Throughout the coverage, Father Jerome’s face was everywhere. It was plastered across the front page of every newspaper in the country, if not the world. It beamed down from every channel, the frail priest suddenly thrust into megastardom. Every news outlet was locked in on the story. Anchors and talking heads across the language spectrum were struggling to hold back on the superlatives—and failing. The whole world was firmly gripped by the unexplained event.

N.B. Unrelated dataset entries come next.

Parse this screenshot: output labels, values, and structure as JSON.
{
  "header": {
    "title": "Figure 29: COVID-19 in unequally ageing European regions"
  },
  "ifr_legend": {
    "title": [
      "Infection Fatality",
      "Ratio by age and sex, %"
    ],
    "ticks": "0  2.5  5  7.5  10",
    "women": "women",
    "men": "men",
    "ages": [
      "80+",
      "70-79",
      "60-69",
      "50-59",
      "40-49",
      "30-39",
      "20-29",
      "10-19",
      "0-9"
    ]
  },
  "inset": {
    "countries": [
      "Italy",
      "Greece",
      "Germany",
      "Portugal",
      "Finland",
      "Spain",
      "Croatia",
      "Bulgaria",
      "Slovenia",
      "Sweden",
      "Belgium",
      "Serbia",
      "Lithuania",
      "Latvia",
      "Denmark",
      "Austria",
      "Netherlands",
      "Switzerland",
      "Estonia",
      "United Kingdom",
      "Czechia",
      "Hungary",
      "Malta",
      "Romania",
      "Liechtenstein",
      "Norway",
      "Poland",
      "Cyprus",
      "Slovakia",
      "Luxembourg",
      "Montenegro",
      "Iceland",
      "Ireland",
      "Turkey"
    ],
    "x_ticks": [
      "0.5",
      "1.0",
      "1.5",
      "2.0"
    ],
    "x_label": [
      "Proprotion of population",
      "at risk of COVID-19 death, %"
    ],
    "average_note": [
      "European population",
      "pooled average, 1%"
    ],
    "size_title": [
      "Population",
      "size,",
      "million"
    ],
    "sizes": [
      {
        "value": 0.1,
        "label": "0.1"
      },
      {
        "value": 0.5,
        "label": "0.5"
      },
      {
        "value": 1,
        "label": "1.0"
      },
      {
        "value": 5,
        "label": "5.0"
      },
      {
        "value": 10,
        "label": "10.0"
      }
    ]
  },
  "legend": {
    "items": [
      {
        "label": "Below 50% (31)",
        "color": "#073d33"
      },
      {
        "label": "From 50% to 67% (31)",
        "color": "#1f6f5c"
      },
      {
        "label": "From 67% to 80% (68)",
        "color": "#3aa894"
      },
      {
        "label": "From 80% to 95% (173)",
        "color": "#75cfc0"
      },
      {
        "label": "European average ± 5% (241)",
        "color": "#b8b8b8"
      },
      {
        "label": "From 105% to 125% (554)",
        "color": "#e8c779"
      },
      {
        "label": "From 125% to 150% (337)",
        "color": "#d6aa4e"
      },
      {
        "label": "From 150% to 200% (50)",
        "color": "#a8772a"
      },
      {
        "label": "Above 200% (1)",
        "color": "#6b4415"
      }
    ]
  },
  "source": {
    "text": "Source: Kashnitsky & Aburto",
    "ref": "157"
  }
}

As Matt drank and ate and watched the screen, Jabba told him what had happened during the night. The caffeine and sugar worked its magic on him again, slowly injecting a semblance of life back into his veins; the wall-to-wall footage from Egypt and from the rest of the world reached the parts the caffeine had missed. And with each new report, with each new video clip, Matt felt a crippling chill seep through him. The stakes were growing exponentially, along with the realization of the enormity of what he was facing.

When the doughnuts ran out, Jabba turned the volume down and filled Matt in on what he’d been up to. He’d been busy. After Matt had conked out and before the breakfast run, he’d gone back out to the reception alcove, handed the weedy receptionist another ten-dollar bill, and worked late into the night, and again this morning.

He’d gotten an update on the tracker’s position, and handed Matt the printouts. They showed that the Merc had left the Seaport district, the last position they had for it, sometime before ten the previous night. It had traveled to the downtown area where the signal had been lost—presumably boxed in by concrete walls deep in the underground parking lot of some building. It had appeared again soon after seven that morning and returned to the same location in the Seaport district, and hadn’t moved since.

Jabba had then spent most of his time trying to beef up the thin sketch they had managed to compile on the doomed research team and its covert project. He’d made more calls to contacts in the industry and had given Google and Cuil’s search algorithms a real workout, and although he hadn’t come up with much, what he didn’t find also told him something.

Even though his experience was in non-defense-related research projects, the secrecy surrounding his and his peers’ work was often military-like in its intensity. And although defense-related projects were even more cloaked, there was often a whisper, a hint, something that had seeped through the cracks and gave an idea, however vague, of what ballpark the project was in. The critical piece of information to protect was more often than not how a goal was to be achieved; the goal itself was, in most cases, at least obliquely known, especially within the most well-connected techie circles. In this case, however, no one knew anything. The project had been born, and had died, in total and utter secrecy. Which told Jabba that it was unlike anything he’d ever encountered. It also spoke to the resources and determination of those behind it, which made the prospect of going up against them even less appealing—if that was even possible.

He had, however, managed to unearth a real nugget, one he kept for last.

“I tracked down Dominic Reece’s wife,” he informed Matt with no small satisfaction beaming across his weary face. “Maybe she has some idea of what her husband and Danny were doing out there in Namibia.”

“Where is she?” Matt asked.

“Nahant, just up the coast,” Jabba replied, handing him a slip of paper with a phone number on it. “We can be there in half an hour.”

Matt thought about it for a moment, then nodded. “Sounds good. But let’s see what the tracker’s got for us at the Seaport first.”

Chapter 44

Deir Al-Suryan Monastery, Wadi Natrun, Egypt

Graciehad been doing almost continuous lives ever since the frenzied moment on the roof of the keep.